Stuttering – Risk Factors

These factors increase your chance of developing stuttering. Tell your doctor if you have any of these risk factors:

  • Family history of stuttering (There is increasing evidence to support a genetic link in stuttering.)
  • Sex: male
  • Age: between 2-6 years of age

Stuttering – Symptoms

Symptoms may include:

  • Repetition of sounds, syllables, words, or phrases
  • Prolongation of sounds within words
  • Between-word pauses and lack of sound
  • “Spurting” speech
  • Accompanying behaviors, such as:
    • Blinking
    • Facial ticks
    • Lip tremors
    • Tense muscles of the mouth, jaw, or neck
  • Worsening symptoms when speaking in public
  • Improvement in symptoms when speaking in private

Stuttering – Diagnosis

The doctor will ask about your symptoms and medical history. She will also do a physical exam.
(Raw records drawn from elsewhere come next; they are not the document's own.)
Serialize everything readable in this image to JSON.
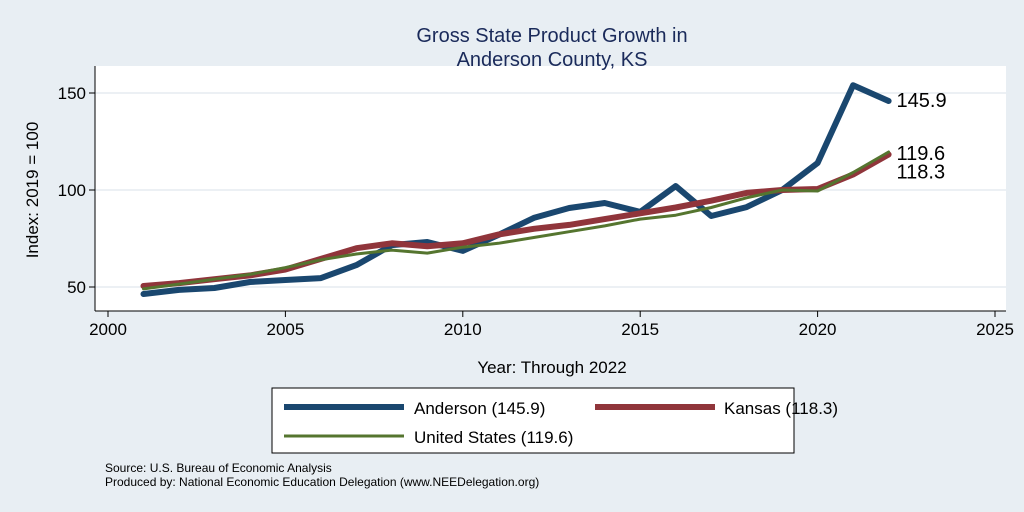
{
  "chart_data": {
    "type": "line",
    "title": [
      "Gross State Product Growth in",
      "Anderson County, KS"
    ],
    "xlabel": "Year: Through 2022",
    "ylabel": "Index: 2019 = 100",
    "xlim": [
      2000,
      2025
    ],
    "ylim": [
      45,
      160
    ],
    "xticks": [
      2000,
      2005,
      2010,
      2015,
      2020,
      2025
    ],
    "yticks": [
      50,
      100,
      150
    ],
    "grid": true,
    "x": [
      2001,
      2002,
      2003,
      2004,
      2005,
      2006,
      2007,
      2008,
      2009,
      2010,
      2011,
      2012,
      2013,
      2014,
      2015,
      2016,
      2017,
      2018,
      2019,
      2020,
      2021,
      2022
    ],
    "series": [
      {
        "name": "Anderson",
        "legend": "Anderson  (145.9)",
        "color": "#1a476f",
        "width": 6,
        "end_label": "145.9",
        "values": [
          46.4,
          48.5,
          49.5,
          52.6,
          53.6,
          54.6,
          61.3,
          71.6,
          73.2,
          68.6,
          76.8,
          85.6,
          90.7,
          93.3,
          88.7,
          102,
          86.6,
          91.2,
          100,
          113.9,
          154,
          145.9
        ]
      },
      {
        "name": "Kansas",
        "legend": "Kansas (118.3)",
        "color": "#90353b",
        "width": 6,
        "end_label": "118.3",
        "values": [
          50.5,
          52,
          54,
          56,
          59,
          64.5,
          70,
          72.5,
          71,
          72.5,
          77,
          80,
          82,
          85,
          88,
          91,
          94.5,
          98.5,
          100,
          100.5,
          108,
          118.3
        ]
      },
      {
        "name": "United States",
        "legend": "United States (119.6)",
        "color": "#55752f",
        "width": 3,
        "end_label": "119.6",
        "values": [
          49,
          51.5,
          54,
          56.5,
          60,
          64,
          67,
          69,
          67.5,
          70.5,
          72.5,
          75.5,
          78.5,
          81.5,
          85,
          87,
          91,
          96,
          100,
          99.5,
          109,
          119.6
        ]
      }
    ],
    "legend_position": "bottom",
    "notes": [
      "Source: U.S. Bureau of Economic Analysis",
      "Produced by: National Economic Education Delegation (www.NEEDelegation.org)"
    ]
  }
}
Diagnosis may be based on:

  • Stuttering history
  • Circumstances under which stuttering occurs
  • Speech and language capabilities
  • Evaluation of hearing and motor skills, including a pediatric and neurological examination
  • Further testing and treatment by a speech language pathologist (someone who specializes in communication disorders)

Stuttering – Treatment

Treatment can improve stuttering. The main goal is to get and maintain a feeling of control over speech fluency. Recovery rate is about 80%, more in girls than in boys. The doctor or speech therapist can:

  • Evaluate the stuttering pattern
  • Assess what strategies may work best

Treatment may include:

  • Drug therapy — There is little evidence to support the use of drugs to improve speech fluency.
  • Behavioral therapy — This focuses on behavior modifications that can be made to improve fluency.
  • Speech therapy — A primary goal of this type of therapy is to slow the rate of speech.

Stuttering – Prevention

There are no guidelines for preventing stuttering. But, early recognition and treatment may minimize or prevent a life-long problem.